Model Compression vs. Adversarial Robustness: An Empirical Study on Language Models for Code
Md. Abdul Awal , Mrigank Rochan , Chanchal K. Roy
Published on arXiv
2508.03949
Input Manipulation Attack
OWASP ML Top 10 — ML01
Key Finding
Compressed code language models consistently exhibit significantly reduced adversarial robustness compared to their uncompressed counterparts, with knowledge distillation causing the most severe degradation across all tasks and attacks.
Transformer-based language models for code have shown remarkable performance in various software analytics tasks, but their adoption is hindered by high computational costs, slow inference speeds, and substantial environmental impact. Model compression techniques such as pruning, quantization, and knowledge distillation have gained traction in addressing these challenges. However, the impact of these strategies on the robustness of compressed language models for code in adversarial scenarios remains poorly understood. Understanding how these compressed models behave under adversarial attacks is essential for their safe and effective deployment in real-world applications. To bridge this knowledge gap, we conduct a comprehensive evaluation of how common compression strategies affect the adversarial robustness of compressed models.
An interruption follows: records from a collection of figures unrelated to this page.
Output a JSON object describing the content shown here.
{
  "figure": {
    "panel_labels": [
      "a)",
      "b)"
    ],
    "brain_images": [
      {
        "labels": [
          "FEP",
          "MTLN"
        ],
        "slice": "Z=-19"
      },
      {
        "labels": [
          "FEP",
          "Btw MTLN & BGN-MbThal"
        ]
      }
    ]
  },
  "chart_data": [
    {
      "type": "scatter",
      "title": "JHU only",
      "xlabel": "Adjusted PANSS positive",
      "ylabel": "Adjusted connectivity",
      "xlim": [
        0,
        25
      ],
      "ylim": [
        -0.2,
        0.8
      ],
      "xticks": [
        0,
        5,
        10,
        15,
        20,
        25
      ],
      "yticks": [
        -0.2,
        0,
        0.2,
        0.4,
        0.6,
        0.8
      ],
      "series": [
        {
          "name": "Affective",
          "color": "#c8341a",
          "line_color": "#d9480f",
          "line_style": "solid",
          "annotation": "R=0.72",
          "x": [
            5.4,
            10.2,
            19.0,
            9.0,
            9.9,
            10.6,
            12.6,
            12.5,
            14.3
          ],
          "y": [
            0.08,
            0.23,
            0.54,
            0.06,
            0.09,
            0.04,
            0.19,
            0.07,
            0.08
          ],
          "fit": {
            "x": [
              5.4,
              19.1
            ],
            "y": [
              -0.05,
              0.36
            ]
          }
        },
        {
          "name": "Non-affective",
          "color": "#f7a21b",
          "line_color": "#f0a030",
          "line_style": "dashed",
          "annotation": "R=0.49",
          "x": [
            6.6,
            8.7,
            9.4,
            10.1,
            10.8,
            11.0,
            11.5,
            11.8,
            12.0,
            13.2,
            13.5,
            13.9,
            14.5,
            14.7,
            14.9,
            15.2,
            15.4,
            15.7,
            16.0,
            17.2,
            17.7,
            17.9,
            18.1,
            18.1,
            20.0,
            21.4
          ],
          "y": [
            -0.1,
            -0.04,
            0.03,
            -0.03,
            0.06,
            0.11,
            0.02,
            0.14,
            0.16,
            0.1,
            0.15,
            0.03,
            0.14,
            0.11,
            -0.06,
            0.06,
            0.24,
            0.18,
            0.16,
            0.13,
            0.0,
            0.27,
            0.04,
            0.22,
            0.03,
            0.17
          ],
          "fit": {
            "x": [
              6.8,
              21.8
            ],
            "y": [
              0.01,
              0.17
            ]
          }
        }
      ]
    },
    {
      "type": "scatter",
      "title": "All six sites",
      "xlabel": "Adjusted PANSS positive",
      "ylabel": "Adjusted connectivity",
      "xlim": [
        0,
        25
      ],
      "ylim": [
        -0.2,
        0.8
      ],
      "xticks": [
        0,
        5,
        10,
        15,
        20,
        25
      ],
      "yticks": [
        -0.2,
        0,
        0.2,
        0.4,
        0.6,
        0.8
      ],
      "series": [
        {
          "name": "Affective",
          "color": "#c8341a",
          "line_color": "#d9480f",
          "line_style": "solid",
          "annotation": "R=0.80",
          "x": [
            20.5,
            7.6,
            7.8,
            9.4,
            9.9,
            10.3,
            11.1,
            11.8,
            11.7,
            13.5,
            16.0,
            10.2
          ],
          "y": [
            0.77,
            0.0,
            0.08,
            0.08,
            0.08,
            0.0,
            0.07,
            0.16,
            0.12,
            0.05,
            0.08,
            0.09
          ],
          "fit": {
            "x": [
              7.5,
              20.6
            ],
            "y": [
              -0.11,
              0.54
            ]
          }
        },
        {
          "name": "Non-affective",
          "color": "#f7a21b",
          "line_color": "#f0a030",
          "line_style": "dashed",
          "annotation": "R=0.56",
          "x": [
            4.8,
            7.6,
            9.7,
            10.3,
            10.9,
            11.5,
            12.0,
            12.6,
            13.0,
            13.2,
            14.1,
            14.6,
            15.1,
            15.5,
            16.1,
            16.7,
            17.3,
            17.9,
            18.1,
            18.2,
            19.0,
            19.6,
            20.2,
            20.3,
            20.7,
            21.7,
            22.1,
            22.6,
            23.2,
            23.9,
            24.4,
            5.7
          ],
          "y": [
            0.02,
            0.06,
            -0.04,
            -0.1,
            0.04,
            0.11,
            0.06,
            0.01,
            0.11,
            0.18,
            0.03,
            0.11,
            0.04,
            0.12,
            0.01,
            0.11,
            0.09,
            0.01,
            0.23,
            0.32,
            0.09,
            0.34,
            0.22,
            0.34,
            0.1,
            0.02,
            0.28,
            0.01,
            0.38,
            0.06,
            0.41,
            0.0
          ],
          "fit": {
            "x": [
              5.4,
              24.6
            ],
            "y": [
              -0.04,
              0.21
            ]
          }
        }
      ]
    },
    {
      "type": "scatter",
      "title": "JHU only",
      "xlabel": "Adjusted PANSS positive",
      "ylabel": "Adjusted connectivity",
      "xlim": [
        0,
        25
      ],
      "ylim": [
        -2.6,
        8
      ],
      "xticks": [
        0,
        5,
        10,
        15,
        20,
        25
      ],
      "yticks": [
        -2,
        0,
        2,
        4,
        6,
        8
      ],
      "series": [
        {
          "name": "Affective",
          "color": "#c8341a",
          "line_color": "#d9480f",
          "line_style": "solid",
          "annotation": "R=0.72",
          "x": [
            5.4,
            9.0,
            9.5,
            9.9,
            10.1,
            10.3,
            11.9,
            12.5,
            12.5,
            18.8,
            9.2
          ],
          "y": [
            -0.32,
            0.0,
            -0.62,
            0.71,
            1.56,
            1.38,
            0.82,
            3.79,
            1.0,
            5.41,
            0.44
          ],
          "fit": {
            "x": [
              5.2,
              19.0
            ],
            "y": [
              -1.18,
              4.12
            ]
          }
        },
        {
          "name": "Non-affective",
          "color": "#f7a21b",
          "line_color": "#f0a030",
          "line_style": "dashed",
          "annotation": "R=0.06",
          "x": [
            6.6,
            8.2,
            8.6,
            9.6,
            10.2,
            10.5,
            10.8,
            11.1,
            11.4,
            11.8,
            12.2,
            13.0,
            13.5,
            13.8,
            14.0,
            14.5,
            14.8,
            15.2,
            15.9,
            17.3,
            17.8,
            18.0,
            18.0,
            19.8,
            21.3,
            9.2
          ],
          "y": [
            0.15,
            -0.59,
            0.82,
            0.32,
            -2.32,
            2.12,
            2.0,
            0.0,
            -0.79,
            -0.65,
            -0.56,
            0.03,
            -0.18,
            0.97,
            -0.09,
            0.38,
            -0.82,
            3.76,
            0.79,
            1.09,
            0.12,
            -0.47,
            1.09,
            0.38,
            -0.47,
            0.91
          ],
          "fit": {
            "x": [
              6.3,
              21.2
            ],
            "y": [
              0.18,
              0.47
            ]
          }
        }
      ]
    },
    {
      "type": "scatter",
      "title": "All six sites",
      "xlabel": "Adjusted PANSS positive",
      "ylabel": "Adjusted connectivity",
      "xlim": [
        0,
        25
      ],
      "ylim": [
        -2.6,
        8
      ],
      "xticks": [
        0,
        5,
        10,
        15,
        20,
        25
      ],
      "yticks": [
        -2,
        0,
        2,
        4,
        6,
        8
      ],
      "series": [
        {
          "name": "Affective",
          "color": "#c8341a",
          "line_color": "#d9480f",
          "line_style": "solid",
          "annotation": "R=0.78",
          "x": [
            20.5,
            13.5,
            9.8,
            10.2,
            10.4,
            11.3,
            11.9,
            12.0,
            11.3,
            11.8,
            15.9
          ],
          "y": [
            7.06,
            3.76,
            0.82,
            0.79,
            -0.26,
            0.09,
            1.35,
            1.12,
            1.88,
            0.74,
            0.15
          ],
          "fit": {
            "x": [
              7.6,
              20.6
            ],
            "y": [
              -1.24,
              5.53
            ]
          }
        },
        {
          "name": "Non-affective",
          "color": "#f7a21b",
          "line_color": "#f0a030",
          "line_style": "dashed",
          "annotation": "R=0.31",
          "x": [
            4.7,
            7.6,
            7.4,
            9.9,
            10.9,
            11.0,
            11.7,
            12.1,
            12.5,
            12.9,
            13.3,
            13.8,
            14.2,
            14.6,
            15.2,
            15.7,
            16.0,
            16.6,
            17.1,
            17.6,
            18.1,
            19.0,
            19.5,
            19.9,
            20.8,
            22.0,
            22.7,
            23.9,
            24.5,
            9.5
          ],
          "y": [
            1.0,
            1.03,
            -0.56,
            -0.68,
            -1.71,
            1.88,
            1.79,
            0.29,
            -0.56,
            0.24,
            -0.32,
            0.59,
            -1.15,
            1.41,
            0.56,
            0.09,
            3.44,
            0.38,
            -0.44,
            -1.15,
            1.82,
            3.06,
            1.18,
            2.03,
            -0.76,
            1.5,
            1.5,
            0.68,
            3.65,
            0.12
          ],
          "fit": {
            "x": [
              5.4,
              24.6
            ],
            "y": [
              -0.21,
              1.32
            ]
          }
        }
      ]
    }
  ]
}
We assess the robustness of compressed versions of three widely used language models for code across three software analytics tasks, using six evaluation metrics and four commonly used classical adversarial attacks. Our findings indicate that compressed models generally maintain comparable performance to their uncompressed counterparts. However, when subjected to adversarial attacks, compressed models exhibit significantly reduced robustness. These results reveal a trade-off between model size reduction and adversarial robustness, underscoring the need for careful consideration when deploying compressed models in security-critical software applications. Our study highlights the need for further research into compression strategies that strike a balance between computational efficiency and adversarial robustness, which is essential for deploying reliable language models for code in real-world software applications.
Key Contributions
- Comprehensive empirical evaluation of how pruning, quantization, and knowledge distillation affect the adversarial robustness of code language models (CodeBERT, CodeGPT, PLBART)
- Reveals a systematic trade-off: compressed models maintain near-original clean accuracy but suffer significantly greater performance degradation under adversarial attacks, with knowledge-distilled models showing the most pronounced vulnerability
- Evaluation spans three software analytics tasks (clone detection, code summarization, vulnerability detection) using six metrics and four established adversarial attacks
🛡️ Threat Analysis
The study evaluates four input manipulation attacks (ALERT, BeamAttack, MHM, WIR-Random) that craft adversarial code inputs causing misclassification or incorrect outputs at inference time, directly assessing input manipulation robustness of compressed models.